ARRESTS OF OPPOSITION LEADERS FOLLOW ZHANAOZEN UNREST IN KAZAKHSTAN
Immediately after the early parliamentary elections in Kazakhstan brought into being a three-party system, the country’s law enforcement authorities proceeded to arresting several opposition leaders. On January 23, Vladimir Kozlov, the leader of the unregistered political party Alga, and Igor Vinyavsky, the editor-in-chief of the independent newspaper Vzlyad, were detained by officials of the National Security Committee.

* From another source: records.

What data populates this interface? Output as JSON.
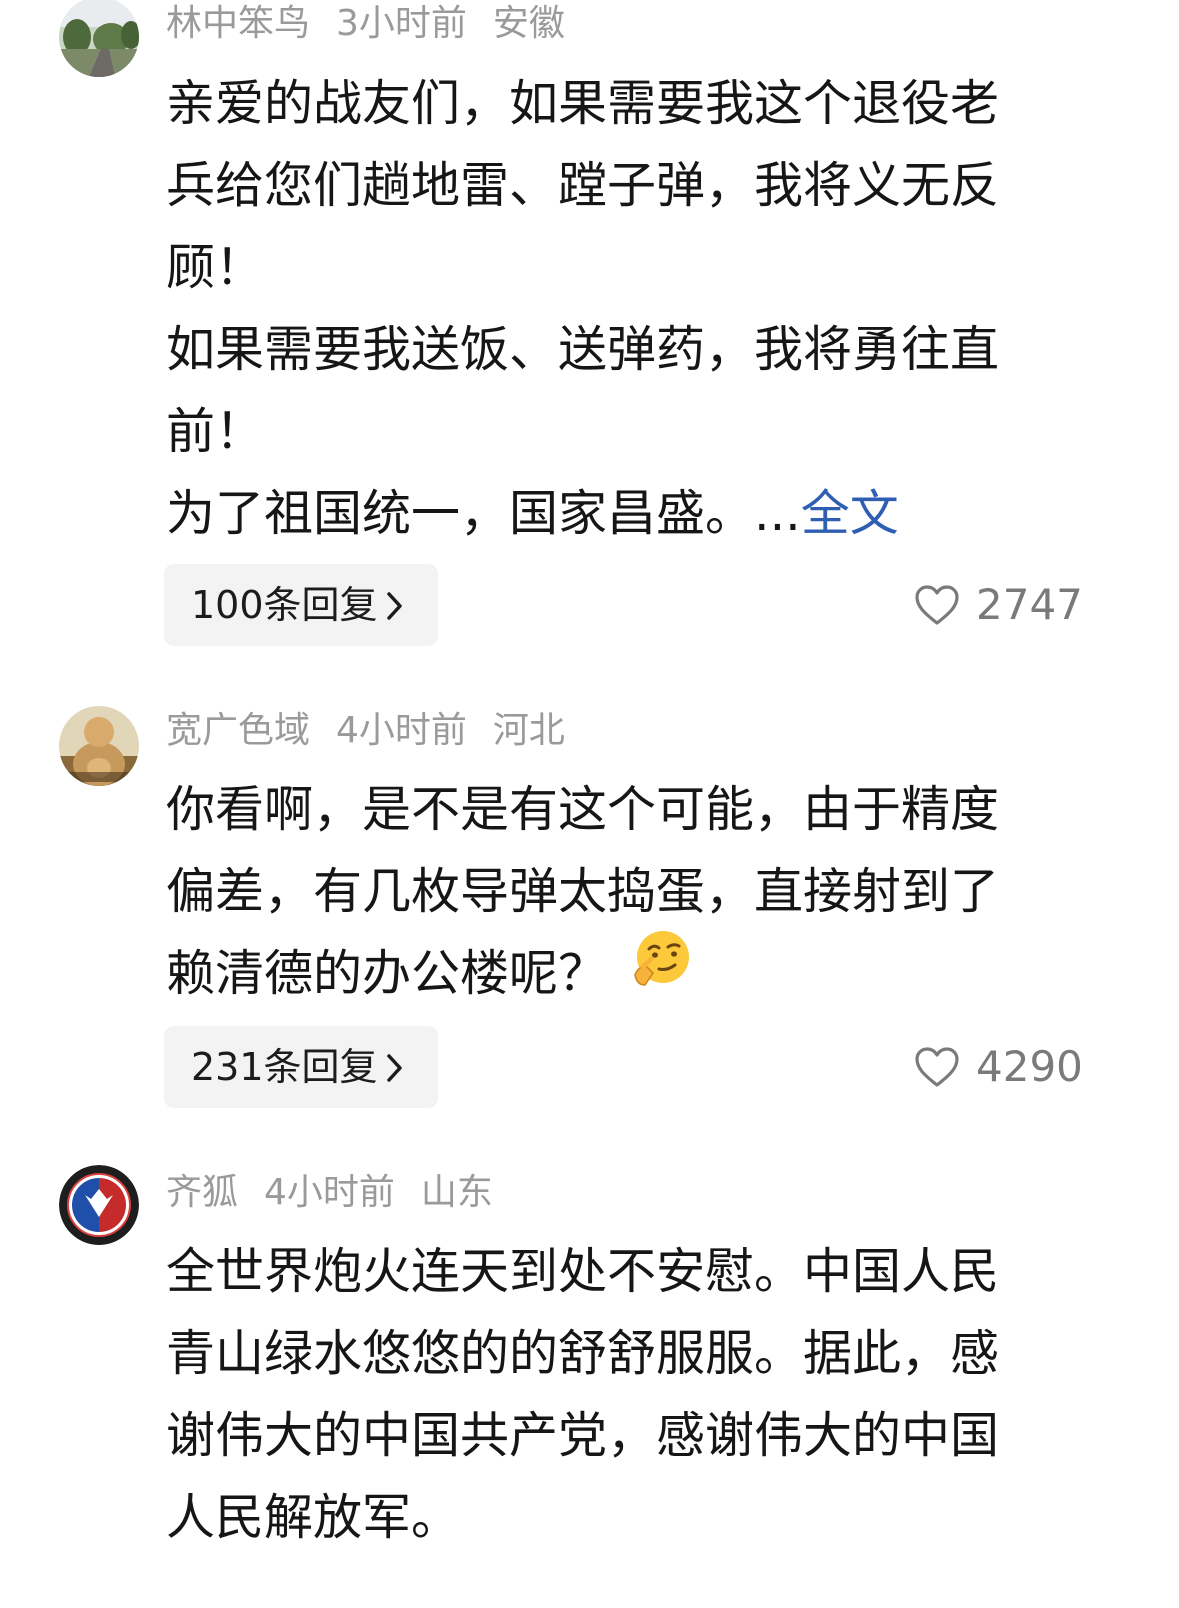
{
  "comments": [
    {
      "user": "林中笨鸟",
      "time": "3小时前",
      "location": "安徽",
      "lines": [
        "亲爱的战友们，如果需要我这个退役老",
        "兵给您们趟地雷、蹚子弹，我将义无反",
        "顾！",
        "如果需要我送饭、送弹药，我将勇往直",
        "前！",
        "为了祖国统一，国家昌盛。..."
      ],
      "more_label": "全文",
      "replies": "100条回复",
      "likes": "2747"
    },
    {
      "user": "宽广色域",
      "time": "4小时前",
      "location": "河北",
      "lines": [
        "你看啊，是不是有这个可能，由于精度",
        "偏差，有几枚导弹太捣蛋，直接射到了",
        "赖清德的办公楼呢？"
      ],
      "emoji": "thinking-smirk-emoji",
      "replies": "231条回复",
      "likes": "4290"
    },
    {
      "user": "齐狐",
      "time": "4小时前",
      "location": "山东",
      "lines": [
        "全世界炮火连天到处不安慰。中国人民",
        "青山绿水悠悠的的舒舒服服。据此，感",
        "谢伟大的中国共产党，感谢伟大的中国",
        "人民解放军。"
      ]
    }
  ],
  "colors": {
    "meta": "#9a9a9a",
    "link": "#2f5fb3",
    "reply_bg": "#f3f3f3"
  },
  "icons": {
    "like": "heart-outline-icon",
    "reply_arrow": "chevron-right-icon"
  }
}
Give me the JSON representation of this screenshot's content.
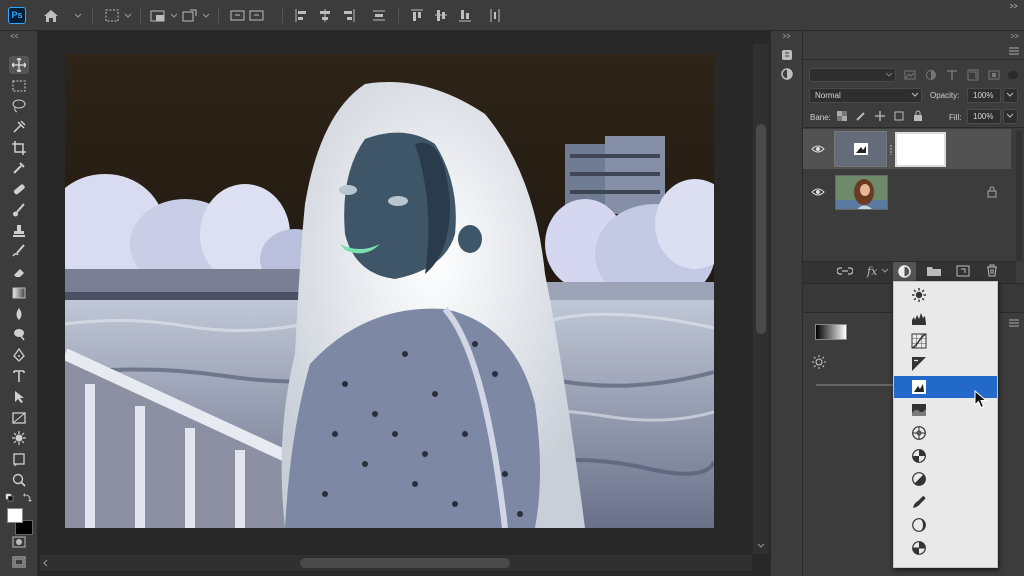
{
  "app": {
    "logo_text": "Ps"
  },
  "options_bar": {
    "icons": [
      "home-icon",
      "marquee-options-icon",
      "mode-icon",
      "transform-icon",
      "align-options-icon",
      "align-left-icon",
      "align-center-icon",
      "align-right-icon",
      "distribute-icon",
      "align-top-icon",
      "align-middle-icon",
      "align-bottom-icon"
    ]
  },
  "toolbar": {
    "tools": [
      "move-tool",
      "marquee-tool",
      "lasso-tool",
      "quick-select-tool",
      "crop-tool",
      "eyedropper-tool",
      "healing-brush-tool",
      "brush-tool",
      "clone-stamp-tool",
      "history-brush-tool",
      "eraser-tool",
      "gradient-tool",
      "blur-tool",
      "dodge-tool",
      "pen-tool",
      "type-tool",
      "path-select-tool",
      "shape-tool",
      "hand-tool",
      "zoom-tool",
      "extras-tool"
    ],
    "foreground_color": "#ffffff",
    "background_color": "#000000"
  },
  "layers_panel": {
    "blend_mode": "Normal",
    "opacity_label": "Opacity:",
    "opacity_value": "100%",
    "lock_label": "Bane:",
    "fill_label": "Fill:",
    "fill_value": "100%",
    "layers": [
      {
        "type": "adjustment",
        "visible": true
      },
      {
        "type": "image",
        "visible": true,
        "locked": true
      }
    ]
  },
  "adjustment_menu": {
    "items": [
      "brightness-contrast",
      "levels",
      "curves",
      "exposure",
      "invert",
      "vibrance",
      "hue-saturation",
      "color-balance",
      "black-white",
      "channel-mixer",
      "photo-filter",
      "selective-color"
    ],
    "selected_index": 4
  },
  "colors": {
    "accent": "#2369c9",
    "panel": "#3c3c3c",
    "canvas": "#282828"
  }
}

Vladimir Kozlov, who has been very critical of the Kazakh Government’s response to social unrest in the town of Zhanaozen in December 2011, is accused of attempts to instigate social discord. Article 164 of the Criminal Code of Kazakhstan provides for prison terms ranging from three to ten years accompanied by heavy fines and a ban from occupying certain positions. This may practically mean that Kozlov could find himself in a situation where his political activities, famously directed against the existing system, would be no longer tolerated even if his guilt is disproved. Moreover, Kozlov’s wife recently declared to the press that her husband had been diagnosed with inguinal hernia, a disease he had never complained of before. She believes that this fact may reflect the use of torture against the renowned opposition leader.
Igor Vinyavsky, equally famous for his extensive critique of the ruling elite regularly expressed on the pages of his independent newspaper, is being charged with organizing subversive activities aimed at forcefully changing the constitutional order of Kazakhstan (article 170 of the Criminal Code). Interestingly, some experts have already pointed to the fact that the arrest warrant issued by the National Security Committee against the journalist is fully based on events dating back to 2010, when security officials intercepted a bunch of leaflets calling for the same revolutionary change in Kazakhstan as in neighboring Kyrgyzstan in April of that year.
This procedural detail speaks in favor of an already existing criminal investigation linked to the activities of the “Vzglyad” newspaper and its editor-in-chief. It is however unclear why it took almost two years for the National Security Committee to prove Vinyavsky’s guilt, while the issue in question directly concerns Kazakhstan’s national security and public safety.
These two arrests are not the first in connection with the Zhanaozen unrest, which took the lives of at least 17 people and left more than 100 seriously wounded. In early January, an activist of the People’s Front (an umbrella organization comprised of several opposition parties and created in anticipation of snap elections to the Parliament) was detained by the same National Security Committee in the airport of Aktau. She was later charged with trying to instigate social discord, based on her active involvement in the anti-government campaign in Western Kazakhstan.
A few days after the temporary imprisonment of both Kozlov and Vinyavsky, Freedom House in Washington DC issued a statement condemning disproportionate action against opposition forces in Kazakhstan and called on Kazakh authorities to ensure their immediate release. According to Susan Corke, director for Eurasia programs at Freedom House, “Kazakhstan, as a former chair of the Organization for Security and Cooperation in Europe, must live up to its promise to the international community that it will advance democracy and human rights.” She also added that “the actions of the authorities and treatment of opposition activists and independent journalists undermine respect for fundamental freedoms.”
A statement of concern was also made by the European Union on the occasion of the OSCE Permanent Council meeting in Vienna on January 26. In its final sentences, the statement recalls “the commitment made by the authorities of Kazakhstan to conduct an open and transparent investigation into the Zhanaozen events.” It also recalls “OSCE commitments as regards the protection of human rights and fundamental freedoms and call[s] on Kazakhstan to implement them fully, including during the investigation.”
Though the U.S. State Department has not yet made any particular statement on the arrest of opposition activists and its implications for the general state of freedom in Kazakhstan, some sources speculate that the issue was discussed during a meeting between Kazakh Foreign Minister Erzhan Kazykhanov and U.S. Secretary of State Hillary Clinton during the former’s visit to Washington. The probability of external pressure towards Kazakhstan’s honoring its international obligations in terms of human rights and personal freedoms remains quite low, as the Western community is now struggling against Russia’s and China’s obstructionism to take action in Syria. The generally complicated situation in Central Asia and America’s continuing dependence on its regional partners as far as the state of affairs in Afghanistan is concerned make it rather difficult for opposition activists to count on whatever foreign support.